Directions solve each of the following problems. Besure to show the equation used for the solution.
In a town election, the winning candidate had 220 more votes than the loser. If 810 votes were cast in all, how many votes did each candidate received?
answer:
Let x = the number of votes received by the losing candidate, then the winning candidate received x + 220 votes. The sum of these two amounts equal 810.
Equation:
X+(x +200)=180 simplify & solve for x.
2x+220=810 subtract 220 from both sides.
2x = 590 divide both sides by 2
X = 295
The losing candidate received 295 votes.
The winning candidate received 295 + 220 = 515 votes.
correct.
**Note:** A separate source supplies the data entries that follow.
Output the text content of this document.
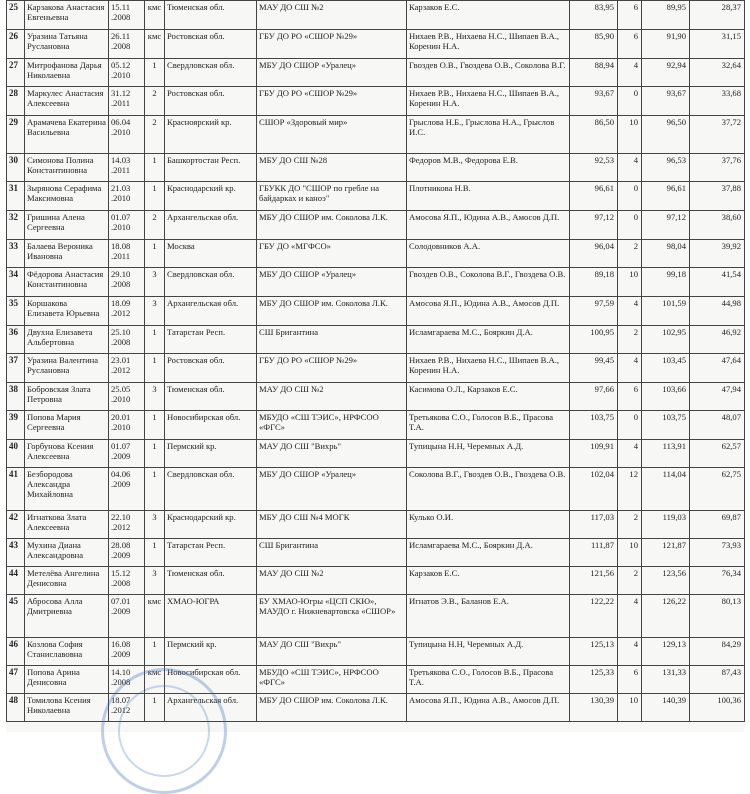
25	Карзакова Анастасия Евгеньевна	15.11 .2008	кмс	Тюменская обл.	МАУ ДО СШ №2	Карзаков Е.С.	83,95	6	89,95	28,37
26	Уразина Татьяна Руслановна	26.11 .2008	кмс	Ростовская обл.	ГБУ ДО РО «СШОР №29»	Нихаев Р.В., Нихаева Н.С., Шипаев В.А., Коренин Н.А.	85,90	6	91,90	31,15
27	Митрофанова Дарья Николаевна	05.12 .2010	1	Свердловская обл.	МБУ ДО СШОР «Уралец»	Гвоздев О.В., Гвоздева О.В., Соколова В.Г.	88,94	4	92,94	32,64
28	Маркулес Анастасия Алексеевна	31.12 .2011	2	Ростовская обл.	ГБУ ДО РО «СШОР №29»	Нихаев Р.В., Нихаева Н.С., Шипаев В.А., Коренин Н.А.	93,67	0	93,67	33,68
29	Арамачева Екатерина Васильевна	06.04 .2010	2	Красноярский кр.	СШОР «Здоровый мир»	Грыслова Н.Б., Грыслова Н.А., Грыслов И.С.	86,50	10	96,50	37,72
30	Симонова Полина Константиновна	14.03 .2011	1	Башкортостан Респ.	МБУ ДО СШ №28	Федоров М.В., Федорова Е.В.	92,53	4	96,53	37,76
31	Зырянова Серафима Максимовна	21.03 .2010	1	Краснодарский кр.	ГБУКК ДО "СШОР по гребле на байдарках и каноэ"	Плотникова Н.В.	96,61	0	96,61	37,88
32	Гришина Алена Сергеевна	01.07 .2010	2	Архангельская обл.	МБУ ДО СШОР им. Соколова Л.К.	Амосова Я.П., Юдина А.В., Амосов Д.П.	97,12	0	97,12	38,60
33	Балаева Вероника Ивановна	18.08 .2011	1	Москва	ГБУ ДО «МГФСО»	Солодовников А.А.	96,04	2	98,04	39,92
34	Фёдорова Анастасия Константиновна	29.10 .2008	3	Свердловская обл.	МБУ ДО СШОР «Уралец»	Гвоздев О.В., Соколова В.Г., Гвоздева О.В.	89,18	10	99,18	41,54
35	Коршакова Елизавета Юрьевна	18.09 .2012	3	Архангельская обл.	МБУ ДО СШОР им. Соколова Л.К.	Амосова Я.П., Юдина А.В., Амосов Д.П.	97,59	4	101,59	44,98
36	Двухна Елизавета Альбертовна	25.10 .2008	1	Татарстан Респ.	СШ Бригантина	Исламгараева М.С., Бояркин Д.А.	100,95	2	102,95	46,92
37	Уразина Валентина Руслановна	23.01 .2012	1	Ростовская обл.	ГБУ ДО РО «СШОР №29»	Нихаев Р.В., Нихаева Н.С., Шипаев В.А., Коренин Н.А.	99,45	4	103,45	47,64
38	Бобровская Злата Петровна	25.05 .2010	3	Тюменская обл.	МАУ ДО СШ №2	Касимова О.Л., Карзаков Е.С.	97,66	6	103,66	47,94
39	Попова Мария Сергеевна	20.01 .2010	1	Новосибирская обл.	МБУДО «СШ ТЭИС», НРФСОО «ФГС»	Третьякова С.О., Голосов В.Б., Прасова Т.А.	103,75	0	103,75	48,07
40	Горбунова Ксения Алексеевна	01.07 .2009	1	Пермский кр.	МАУ ДО СШ "Вихрь"	Тупицына Н.Н, Черемных А.Д.	109,91	4	113,91	62,57
41	Безбородова Александра Михайловна	04.06 .2009	1	Свердловская обл.	МБУ ДО СШОР «Уралец»	Соколова В.Г., Гвоздев О.В., Гвоздева О.В.	102,04	12	114,04	62,75
42	Игнаткова Злата Алексеевна	22.10 .2012	3	Краснодарский кр.	МБУ ДО СШ №4 МОГК	Кулько О.И.	117,03	2	119,03	69,87
43	Мухина Диана Александровна	28.08 .2009	1	Татарстан Респ.	СШ Бригантина	Исламгараева М.С., Бояркин Д.А.	111,87	10	121,87	73,93
44	Метелёва Ангелина Денисовна	15.12 .2008	3	Тюменская обл.	МАУ ДО СШ №2	Карзаков Е.С.	121,56	2	123,56	76,34
45	Абросова Алла Дмитриевна	07.01 .2009	кмс	ХМАО-ЮГРА	БУ ХМАО-Югры «ЦСП СКЮ», МАУДО г. Нижневартовска «СШОР»	Игнатов Э.В., Баланов Е.А.	122,22	4	126,22	80,13
46	Козлова София Станиславовна	16.08 .2009	1	Пермский кр.	МАУ ДО СШ "Вихрь"	Тупицына Н.Н, Черемных А.Д.	125,13	4	129,13	84,29
47	Попова Арина Денисовна	14.10 .2008	кмс	Новосибирская обл.	МБУДО «СШ ТЭИС», НРФСОО «ФГС»	Третьякова С.О., Голосов В.Б., Прасова Т.А.	125,33	6	131,33	87,43
48	Томилова Ксения Николаевна	18.07 .2012	1	Архангельская обл.	МБУ ДО СШОР им. Соколова Л.К.	Амосова Я.П., Юдина А.В., Амосов Д.П.	130,39	10	140,39	100,36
You can generally check these your self by going back to the original problem statement.
total= one candidate + other candidate
= 295 + 295 + 220 = 810
To solve this problem:
1. Let x represent the number of votes received by the losing candidate.
2. Since the winning candidate had 220 more votes, the number of votes they received would be x + 220.
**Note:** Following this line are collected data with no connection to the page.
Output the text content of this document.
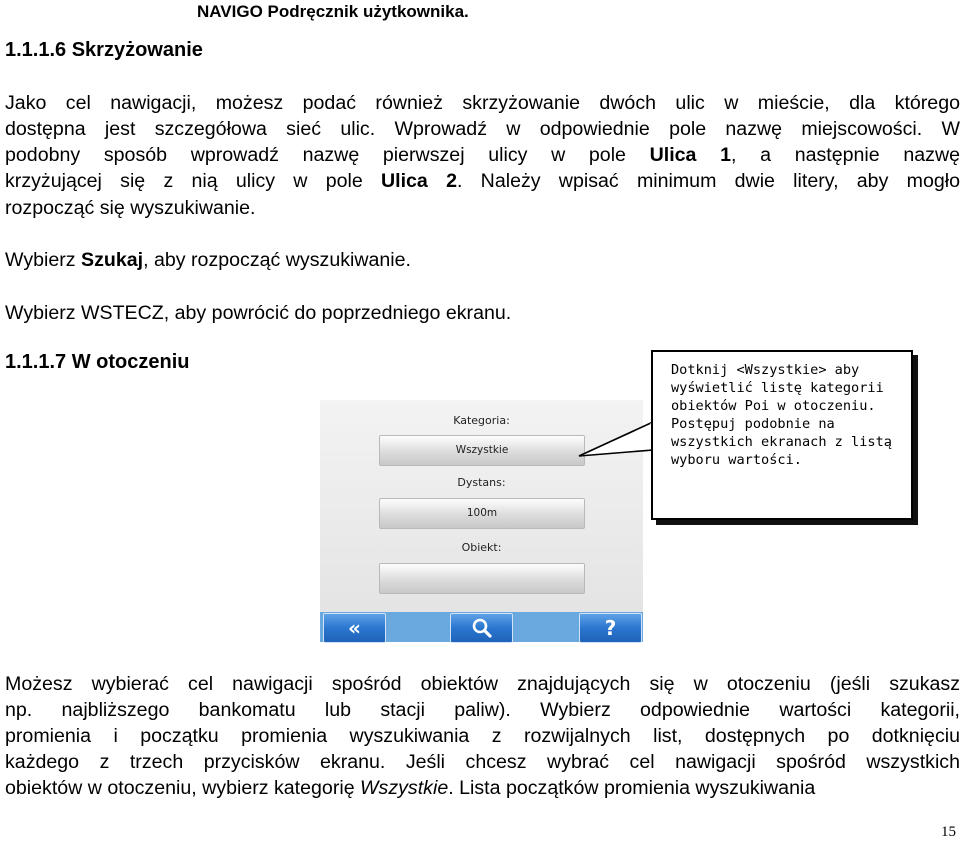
NAVIGO Podręcznik użytkownika.
1.1.1.6 Skrzyżowanie
Jako cel nawigacji, możesz podać również skrzyżowanie dwóch ulic w mieście, dla którego
dostępna jest szczegółowa sieć ulic. Wprowadź w odpowiednie pole nazwę miejscowości. W
podobny sposób wprowadź nazwę pierwszej ulicy w pole Ulica 1, a następnie nazwę
krzyżującej się z nią ulicy w pole Ulica 2. Należy wpisać minimum dwie litery, aby mogło
rozpocząć się wyszukiwanie.
Wybierz Szukaj, aby rozpocząć wyszukiwanie.
Wybierz WSTECZ, aby powrócić do poprzedniego ekranu.
1.1.1.7 W otoczeniu
Kategoria:
Wszystkie
Dystans:
100m
Obiekt:
«	?
Dotknij <Wszystkie> aby
wyświetlić listę kategorii
obiektów Poi w otoczeniu.
Postępuj podobnie na
wszystkich ekranach z listą
wyboru wartości.
Możesz wybierać cel nawigacji spośród obiektów znajdujących się w otoczeniu (jeśli szukasz
np. najbliższego bankomatu lub stacji paliw). Wybierz odpowiednie wartości kategorii,
promienia i początku promienia wyszukiwania z rozwijalnych list, dostępnych po dotknięciu
każdego z trzech przycisków ekranu. Jeśli chcesz wybrać cel nawigacji spośród wszystkich
obiektów w otoczeniu, wybierz kategorię Wszystkie. Lista początków promienia wyszukiwania
15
3. The sum of the votes received by both candidates should equal the total number of votes cast, which is 810.
4. Write the equation to represent this situation: x + (x + 220) = 810.
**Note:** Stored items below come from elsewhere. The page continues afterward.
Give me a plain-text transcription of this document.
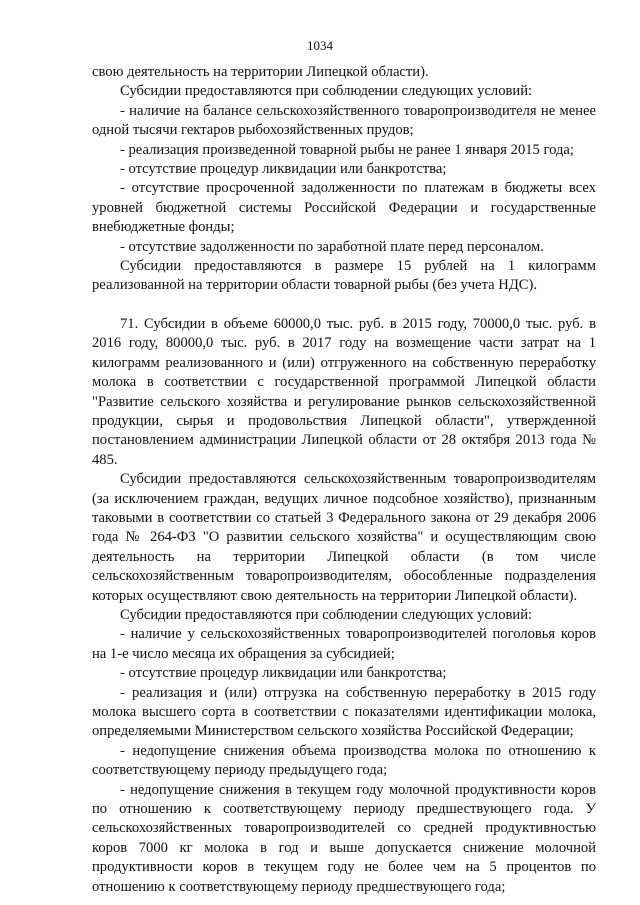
1034

свою деятельность на территории Липецкой области).

Субсидии предоставляются при соблюдении следующих условий:

- наличие на балансе сельскохозяйственного товаропроизводителя не менее одной тысячи гектаров рыбохозяйственных прудов;

- реализация произведенной товарной рыбы не ранее 1 января 2015 года;

- отсутствие процедур ликвидации или банкротства;

- отсутствие просроченной задолженности по платежам в бюджеты всех уровней бюджетной системы Российской Федерации и государственные внебюджетные фонды;

- отсутствие задолженности по заработной плате перед персоналом.

Субсидии предоставляются в размере 15 рублей на 1 килограмм реализованной на территории области товарной рыбы (без учета НДС).

71. Субсидии в объеме 60000,0 тыс. руб. в 2015 году, 70000,0 тыс. руб. в 2016 году, 80000,0 тыс. руб. в 2017 году на возмещение части затрат на 1 килограмм реализованного и (или) отгруженного на собственную переработку молока в соответствии с государственной программой Липецкой области "Развитие сельского хозяйства и регулирование рынков сельскохозяйственной продукции, сырья и продовольствия Липецкой области", утвержденной постановлением администрации Липецкой области от 28 октября 2013 года № 485.

Субсидии предоставляются сельскохозяйственным товаропроизводителям (за исключением граждан, ведущих личное подсобное хозяйство), признанным таковыми в соответствии со статьей 3 Федерального закона от 29 декабря 2006 года № 264-ФЗ "О развитии сельского хозяйства" и осуществляющим свою деятельность на территории Липецкой области (в том числе сельскохозяйственным товаропроизводителям, обособленные подразделения которых осуществляют свою деятельность на территории Липецкой области).

Субсидии предоставляются при соблюдении следующих условий:

- наличие у сельскохозяйственных товаропроизводителей поголовья коров на 1-е число месяца их обращения за субсидией;

- отсутствие процедур ликвидации или банкротства;

- реализация и (или) отгрузка на собственную переработку в 2015 году молока высшего сорта в соответствии с показателями идентификации молока, определяемыми Министерством сельского хозяйства Российской Федерации;

- недопущение снижения объема производства молока по отношению к соответствующему периоду предыдущего года;

- недопущение снижения в текущем году молочной продуктивности коров по отношению к соответствующему периоду предшествующего года. У сельскохозяйственных товаропроизводителей со средней продуктивностью коров 7000 кг молока в год и выше допускается снижение молочной продуктивности коров в текущем году не более чем на 5 процентов по отношению к соответствующему периоду предшествующего года;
5. Simplify the equation: 2x + 220 = 810.
6. To isolate x, subtract 220 from both sides of the equation: 2x = 810 - 220.
7. Simplify further: 2x = 590.
8. Divide both sides of the equation by 2 to solve for x: x = 590 / 2.
9. Calculate x: x = 295. This means the losing candidate received 295 votes.
10. To find the number of votes received by the winning candidate, add 220 to x: 295 + 220 = 515. The winning candidate received 515 votes.
To double-check your solution, you can verify that the total number of votes is equal to the sum of votes received by both candidates. In this case, 295 + 515 + 220 = 810, confirming the accuracy of the solution.